Companies are ordering staff to lean on AI, then handing the credit to the machine. Researchers call it the AI penalty, and workers say it is costing them promotions and raises.
Aubrey spent more than a year on a project to speed up a costly medical manufacturing process. When she finished, her manager asked her to present it to senior leadership as if Claude, the AI chatbot, had done the work. She compromised, talking up the bot while making clear she had carried the load.
Her manager cut in anyway and told the room she had built the whole thing in a minute with AI. Weeks later her annual review came back lukewarm, and her boss admitted the moment had counted against her.
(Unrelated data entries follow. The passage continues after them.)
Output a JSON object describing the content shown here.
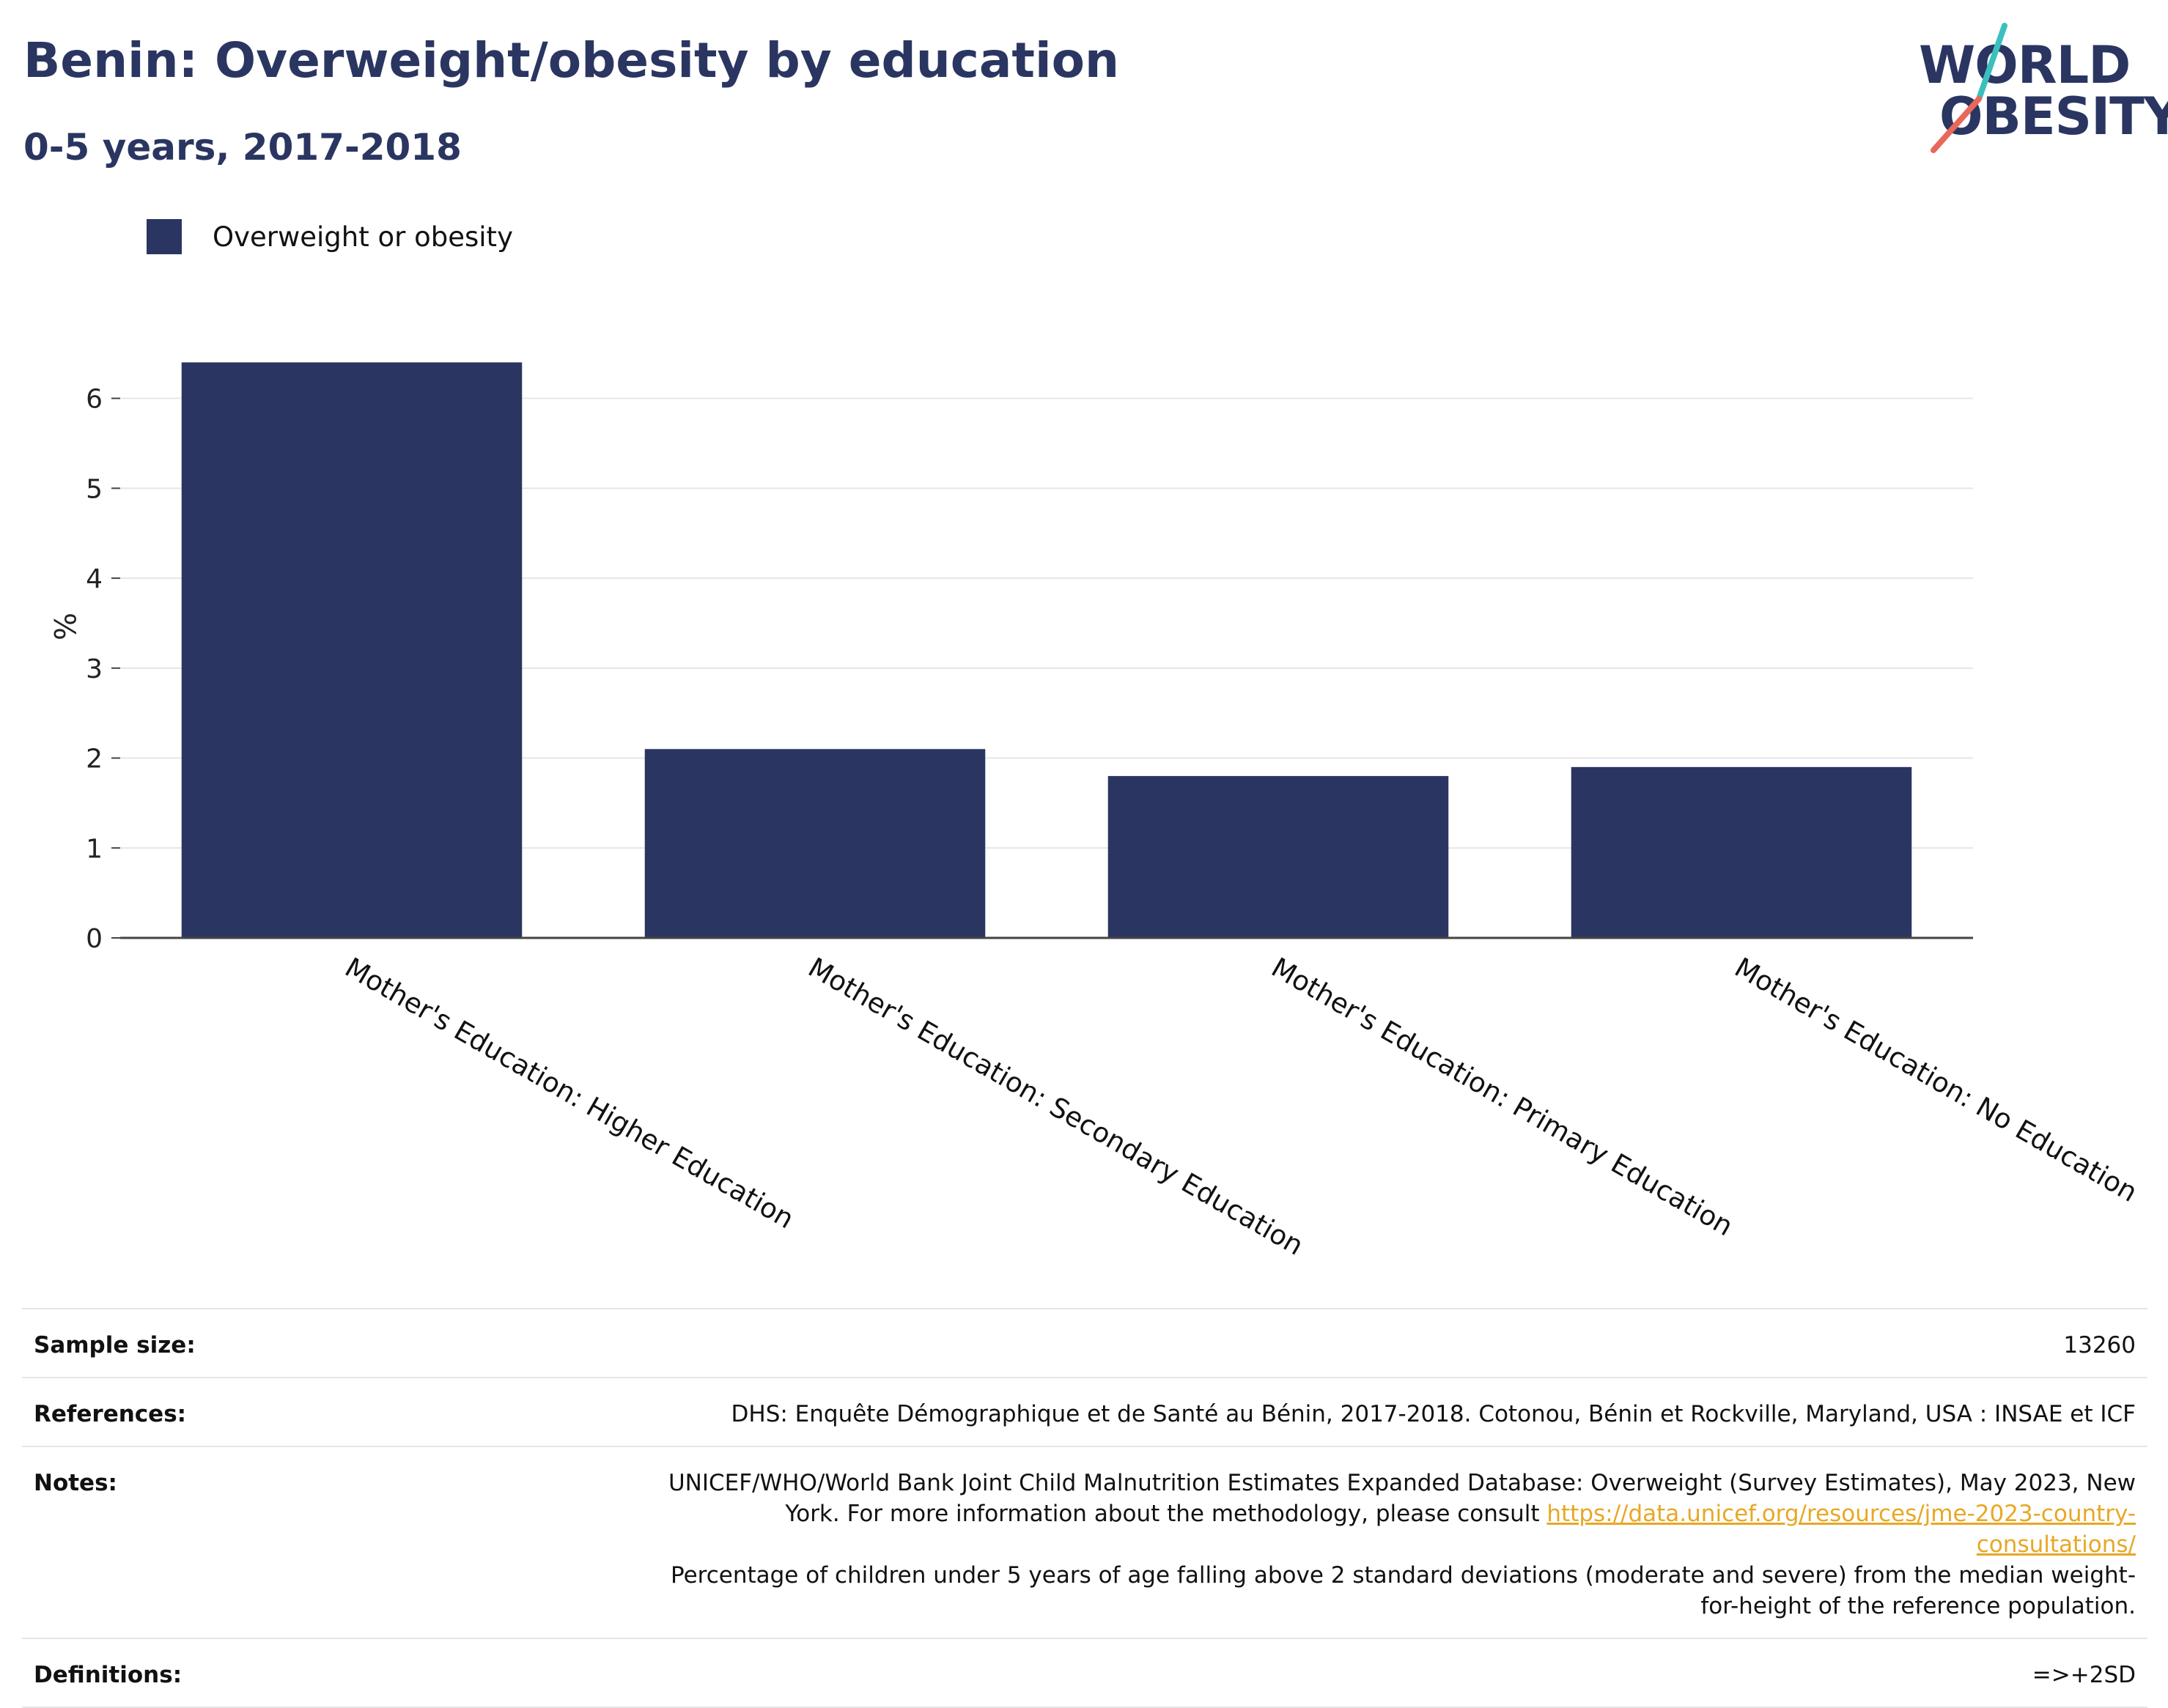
{
  "header": {
    "title": "Benin: Overweight/obesity by education",
    "subtitle": "0-5 years, 2017-2018",
    "logo_line1": "WORLD",
    "logo_line2": "OBESITY"
  },
  "colors": {
    "title": "#2a3661",
    "bar": "#2a3661",
    "grid": "#e6e6e6",
    "axis": "#444444",
    "link": "#e7a825",
    "logo_teal": "#3cbfbf",
    "logo_coral": "#e8685a"
  },
  "chart_data": {
    "type": "bar",
    "categories": [
      "Mother's Education: Higher Education",
      "Mother's Education: Secondary Education",
      "Mother's Education: Primary Education",
      "Mother's Education: No Education"
    ],
    "series": [
      {
        "name": "Overweight or obesity",
        "values": [
          6.4,
          2.1,
          1.8,
          1.9
        ]
      }
    ],
    "ylabel": "%",
    "xlabel": "",
    "ylim": [
      0,
      6.6
    ],
    "yticks": [
      0,
      1,
      2,
      3,
      4,
      5,
      6
    ],
    "grid": true,
    "legend": "top-left"
  },
  "info": {
    "sample_size_label": "Sample size:",
    "sample_size_value": "13260",
    "references_label": "References:",
    "references_value": "DHS: Enquête Démographique et de Santé au Bénin, 2017-2018. Cotonou, Bénin et Rockville, Maryland, USA : INSAE et ICF",
    "notes_label": "Notes:",
    "notes_text_1": "UNICEF/WHO/World Bank Joint Child Malnutrition Estimates Expanded Database: Overweight (Survey Estimates), May 2023, New York. For more information about the methodology, please consult ",
    "notes_link": "https://data.unicef.org/resources/jme-2023-country-consultations/",
    "notes_text_2": "Percentage of children under 5 years of age falling above 2 standard deviations (moderate and severe) from the median weight-for-height of the reference population.",
    "definitions_label": "Definitions:",
    "definitions_value": "=>+2SD"
  }
}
She is not alone, as Business Insider’s Shubham Agarwal reports. Deepak, an IT developer at a Fortune 500 firm in India, began openly crediting the coding agents he used, in the name of transparency. Before long his managers assumed all his good work was the machine’s, and he thinks it stalled a promotion.
Many white-collar workers are now caught between bosses who demand more AI and bosses who dock its users. So they have started hiding how much they lean on it.
The AI penalty
The instinct to hide it is rational. Christoph Riedl, a professor at Northeastern University, ran a meta-analysis of 13 studies across many jobs and found a clear pattern. Managers consistently marked work down once staff admitted a chatbot had helped, assuming the machine did most of it. Riedl calls this the “AI penalty”.
The main way to dodge it, he found, is to keep control of the core task and spell out exactly what you did. That is hard when bosses roll out ever-blunter ways to watch AI use, in a job market already rattled by automation.
You cannot measure creativity in tokens
The bluntest measure is the token, the basic unit an AI model processes.
Counting tokens tells a manager how often someone prompted a chatbot and how much text moved back and forth. It reveals nothing about what the AI actually contributed. Staff soon learned to game it, firing off pointless questions to look like power users, so firms are now reining that in.
Last month Amazon scrapped an internal leaderboard that ranked token use. “Please don’t use AI just for the sake of using AI”, a senior vice-president, Dave Treadwell, told a company meeting.
Even finer tools mislead. Coding assistants such as Claude Code stamp a co-author line on the code they help write. They do not flag which lines were theirs or how much the human shaped them.
“If AI use is disclosed without specific details about how it was used, the manager’s default assumption seems to be that it was used in a way that reduces agency”, Riedl says. In plain terms, bosses assume the bot led. So the how, he adds, matters enormously.
The tools trying to fix it
Some researchers are trying to pin down the split between human and machine. Graham Neubig, a computer scientist at Carnegie Mellon University, cofounded OpenHands. The open-source coding platform footnotes any line an AI wrote, so reviewers know to scrutinise it.
A team at IBM went further with an AI Attribution Toolkit, modelled on the system scientists use to credit each author of a paper. It lets people log how much a chatbot generated and what a human checked, then produces an attribution statement.
High-level nods to AI are not enough, says Jessica He, one of its designers.
Transparency’s paradox
The deeper problem is social.
Several studies show that disclosing AI, even honestly, makes colleagues trust you less and read you as lazy. Oliver Schilke, a professor at the University of Arizona, found the same in his own work. He calls it a paradox: the people who do the honest thing pay for it. He wants shared rules on AI credit rather than each worker guessing.
Thomas Prommer, an engineering executive at Adidas, watched mandatory attribution backfire. His engineers stopped reaching for AI at all, he says, “because they didn’t want their best contributions footnoted as ‘cowritten by Claude’”. What worked instead was crediting the outcome, not the tool.
The stakes run past a missed raise.
Earlier this year Amazon was found to have blamed staff, and laid them off, for an AI agent’s mistakes. “The praise goes to AI, but going through its content is our responsibility”, Deepak says. Alessio Artuffo, chief executive of the learning platform Docebo, argues that simple attribution is the wrong frame.
The real question is not how work was made but whether the person behind it can defend and fix it. If firms keep punishing the people who use AI honestly, he warns, they will get more output and less ownership. That, he says, is “capability regression dressed up as efficiency”.